You can run plenty of models on a $10K machine or even a lot less than that, it all depends how much you want to wait for results. Streaming weights from SSD storage using mmap() is already a reality when running the largest and sparsest models. You can save even more on memory by limiting KV caching at the cost of extra compute, and there may be ways to push RAM savings even higher simply by tweaking the extent to which model activations are recomputed as needed.

kristopolous 5 hours ago [ - ]

Yeah there's a lot of people that advocate for really slow inference on cheap infra. That's something else that should be expressed in this fidelity

Because honestly I don't care about 0.2 tps for my use cases although I've spoken with many who are fine with numbers like that.

At least the people I've talked to they talk about how if they have a very high confidence score that the model will succeed they don't mind the wait.

Essentially a task failure is 1 in 10, I want to monitor and retry.

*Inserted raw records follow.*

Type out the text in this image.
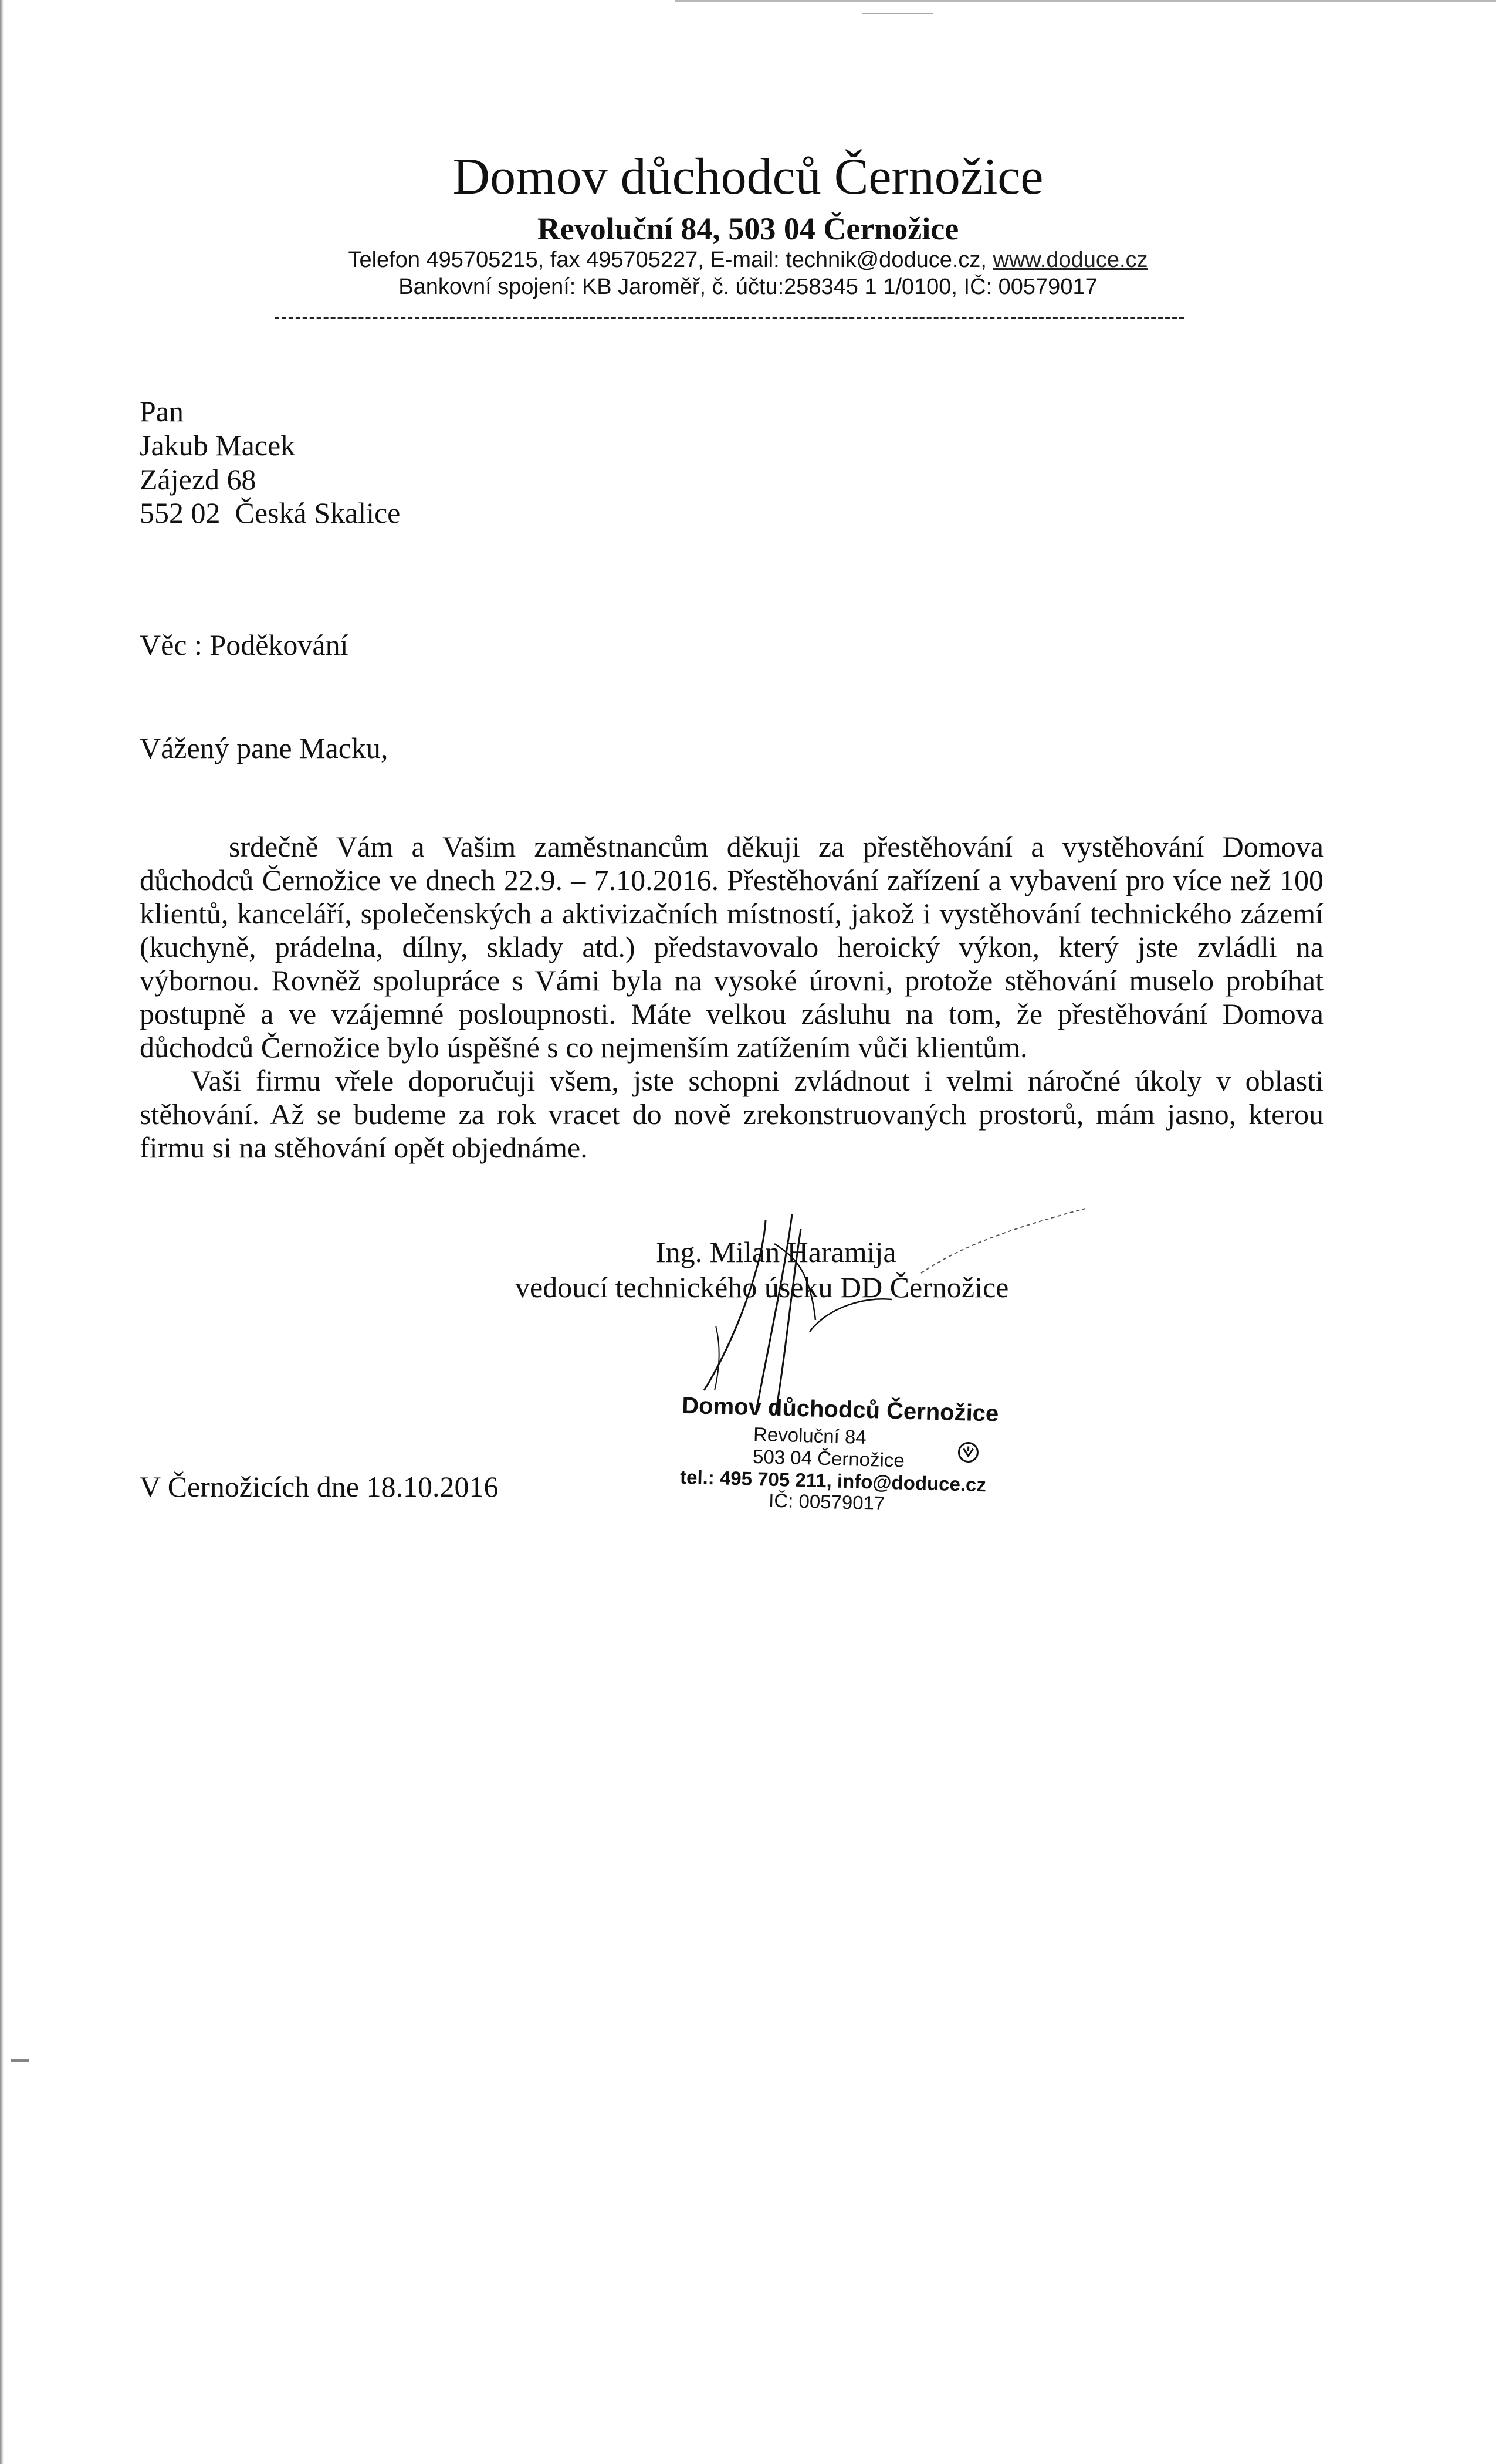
Domov důchodců Černožice
Revoluční 84, 503 04 Černožice
Telefon 495705215, fax 495705227, E-mail: technik@doduce.cz, www.doduce.cz
Bankovní spojení: KB Jaroměř, č. účtu:258345 1 1/0100, IČ: 00579017
Pan
Jakub Macek
Zájezd 68
552 02  Česká Skalice
Věc : Poděkování
Vážený pane Macku,

srdečně Vám a Vašim zaměstnancům děkuji za přestěhování a vystěhování Domova důchodců Černožice ve dnech 22.9. – 7.10.2016. Přestěhování zařízení a vybavení pro více než 100 klientů, kanceláří, společenských a aktivizačních místností, jakož i vystěhování technického zázemí (kuchyně, prádelna, dílny, sklady atd.) představovalo heroický výkon, který jste zvládli na výbornou. Rovněž spolupráce s Vámi byla na vysoké úrovni, protože stěhování muselo probíhat postupně a ve vzájemné posloupnosti. Máte velkou zásluhu na tom, že přestěhování Domova důchodců Černožice bylo úspěšné s co nejmenším zatížením vůči klientům.

Vaši firmu vřele doporučuji všem, jste schopni zvládnout i velmi náročné úkoly v oblasti stěhování. Až se budeme za rok vracet do nově zrekonstruovaných prostorů, mám jasno, kterou firmu si na stěhování opět objednáme.

Ing. Milan Haramija
vedoucí technického úseku DD Černožice
Domov důchodců Černožice
Revoluční 84
503 04 Černožice
tel.: 495 705 211, info@doduce.cz
IČ: 00579017
V Černožicích dne 18.10.2016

If it's 1 in 1000, then I can walk away.

The reality is most people don't have a bearing on what this order of magnitude actually is for a given task. So unless you have high confidence in your confidence score, slow is useless

But sometimes you do...

zozbot234 4 hours ago [ - ]

If you launch enough tasks in parallel you aren't going to care that 1 in 10 failed, as long as the other 9 are good. Just rerun the failed job whenever you get around to it, the infra will still be getting plenty of utilization on the rest.